The time is upon us yet again. We thought we had escaped it when we finished full-time education, burning our heavy 1980s textbooks with wild abandon and drinking heavily in the park to celebrate. We were told how easy students have it. Isn't being a student easy? You don't even have to pay council tax! But how wrong they were. How wrong we all were. Because whether you are a grumpy student yourself, or your university days are just a handful of hazy memories, there is no denying that exam season is upon us yet again.
I know for certain that my exams are here. Next week, in fact. I have a mountain of disorganised lecture notes staring me in the face to remind me. Whenever I walk into my kitchen, they're scattered across the table, taunting me and irritating my flatmates. My life has changed dramatically in the past few weeks: I have actually set foot in the university library for the first time in months. My fellow students walk around with pasty faces like sad zombies; their brains can't handle information and social interaction. It's like I'm being haunted by the ghosts of past lectures. Haunted.
However, as an eternally optimistic and hopeful person (ha), I will take any opportunity to find the silver lining in any situation (ha), and so it struck me the other day that I do actually have a 'favourite thing about the Summer exam season'. Are you ready? It's procrastination.
Procrastination, a most glorious thing! Oh, sure, sometimes procrastination means that you don't get to the train station on time, or your laundry sits unwashed in its basket for a few days, or you don't quite get that presentation polished. But while we procrastinate, we accidentally do so many more interesting things. I'm only writing this to avoid having to re-read another historical speech. Necessity is no longer the only mother of invention, ladies and gentlemen. This is a civil partnership now.

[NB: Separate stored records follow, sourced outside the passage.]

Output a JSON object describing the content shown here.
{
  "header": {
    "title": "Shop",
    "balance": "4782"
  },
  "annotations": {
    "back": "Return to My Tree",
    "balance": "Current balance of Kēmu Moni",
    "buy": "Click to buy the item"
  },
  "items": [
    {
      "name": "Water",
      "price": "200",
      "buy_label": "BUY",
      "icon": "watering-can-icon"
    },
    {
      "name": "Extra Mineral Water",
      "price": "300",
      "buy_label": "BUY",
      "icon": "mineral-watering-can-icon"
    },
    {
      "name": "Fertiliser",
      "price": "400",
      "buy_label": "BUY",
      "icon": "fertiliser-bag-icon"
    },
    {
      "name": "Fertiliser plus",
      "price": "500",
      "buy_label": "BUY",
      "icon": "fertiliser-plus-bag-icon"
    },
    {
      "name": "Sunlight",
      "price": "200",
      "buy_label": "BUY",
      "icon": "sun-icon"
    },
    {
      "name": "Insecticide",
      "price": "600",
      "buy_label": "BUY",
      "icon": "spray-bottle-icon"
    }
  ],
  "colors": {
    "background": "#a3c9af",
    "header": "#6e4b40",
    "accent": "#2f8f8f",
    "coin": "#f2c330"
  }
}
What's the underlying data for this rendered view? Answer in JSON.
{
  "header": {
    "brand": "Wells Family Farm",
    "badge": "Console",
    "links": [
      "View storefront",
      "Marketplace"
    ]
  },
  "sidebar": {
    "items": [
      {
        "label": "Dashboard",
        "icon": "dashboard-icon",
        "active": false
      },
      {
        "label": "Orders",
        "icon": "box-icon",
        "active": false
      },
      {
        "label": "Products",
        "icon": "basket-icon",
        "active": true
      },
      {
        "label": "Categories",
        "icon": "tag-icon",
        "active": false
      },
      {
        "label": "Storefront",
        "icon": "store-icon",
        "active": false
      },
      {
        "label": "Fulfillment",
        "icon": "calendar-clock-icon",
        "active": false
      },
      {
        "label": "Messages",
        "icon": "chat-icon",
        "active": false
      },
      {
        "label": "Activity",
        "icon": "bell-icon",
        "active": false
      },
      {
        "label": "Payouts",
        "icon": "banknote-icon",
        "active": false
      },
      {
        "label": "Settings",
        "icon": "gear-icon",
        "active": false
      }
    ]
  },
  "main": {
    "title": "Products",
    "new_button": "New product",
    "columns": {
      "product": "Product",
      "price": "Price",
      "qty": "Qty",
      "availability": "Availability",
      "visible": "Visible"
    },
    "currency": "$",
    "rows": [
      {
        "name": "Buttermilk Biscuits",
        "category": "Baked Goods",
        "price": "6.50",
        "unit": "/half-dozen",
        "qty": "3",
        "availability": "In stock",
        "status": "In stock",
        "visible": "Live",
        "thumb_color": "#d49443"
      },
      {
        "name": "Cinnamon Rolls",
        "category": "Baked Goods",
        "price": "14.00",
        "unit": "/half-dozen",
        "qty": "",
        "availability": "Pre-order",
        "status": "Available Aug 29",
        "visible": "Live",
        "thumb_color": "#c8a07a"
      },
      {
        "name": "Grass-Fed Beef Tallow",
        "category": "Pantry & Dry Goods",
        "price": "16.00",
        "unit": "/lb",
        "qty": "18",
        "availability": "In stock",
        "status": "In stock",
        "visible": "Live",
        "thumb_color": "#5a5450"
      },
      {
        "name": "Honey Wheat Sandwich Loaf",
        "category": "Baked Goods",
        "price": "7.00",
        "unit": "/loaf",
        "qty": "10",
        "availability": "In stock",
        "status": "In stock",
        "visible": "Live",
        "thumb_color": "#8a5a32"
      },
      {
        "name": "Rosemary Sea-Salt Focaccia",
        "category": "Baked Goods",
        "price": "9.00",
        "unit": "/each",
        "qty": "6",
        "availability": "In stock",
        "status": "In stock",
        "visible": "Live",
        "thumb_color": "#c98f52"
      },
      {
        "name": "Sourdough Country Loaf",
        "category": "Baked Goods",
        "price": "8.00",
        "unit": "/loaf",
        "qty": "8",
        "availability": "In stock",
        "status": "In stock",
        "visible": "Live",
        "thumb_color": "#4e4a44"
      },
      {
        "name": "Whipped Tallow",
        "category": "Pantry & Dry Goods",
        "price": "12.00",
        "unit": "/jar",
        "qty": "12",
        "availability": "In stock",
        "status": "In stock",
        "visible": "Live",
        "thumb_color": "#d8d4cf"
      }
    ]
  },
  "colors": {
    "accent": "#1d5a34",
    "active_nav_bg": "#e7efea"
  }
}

Think about it: What was Isaac Newton doing under that tree when the apple hit him on the head? 'Cause I'm gonna bet at least a fiver that he wasn't studying. He was probably reading Japanese manga, or checking his Twitter feed, or looking up the ukulele chords to I'm Yours by Jason Mraz. Benjamin Franklin must have been really bored to have gone out in that lightning storm. My favourite story this week is of Jennie Lamere, a 17-year-old student who invented Twivo, a way of blocking spoilers for TV shows from Twitter. If that's not the most productive procrastination you've ever encountered, then I don't know what is. In fact, it's inspired me to start learning Korean purely through YouTube tutorials and TV dramas - don't worry, I'll get round to revising for my exams eventually.
Human beings wandering around on this planet right now are arguably evolution at its highest point so far; the human race has evolved so that you, sitting there reading this right now, could do so, with your brain reading funny little characters that somebody else's brain imagined, on a screen that somebody else's brain imagined, and then made, probably using factory machinery that somebody else's brain imagined. I find it very hard to believe that those inventions were anything other than an accident. Why else would anybody start knitting or invent video games? Boredom, guys. Boredom.
So whether you're currently procrastinating in the library by reading this or you are sat in your pyjamas trying to kid yourself that watching Dad's Army will definitely be adequate revision for your history exam, just know this: It's only a matter of time before you invent something that will save us all. Why not just watch another episode?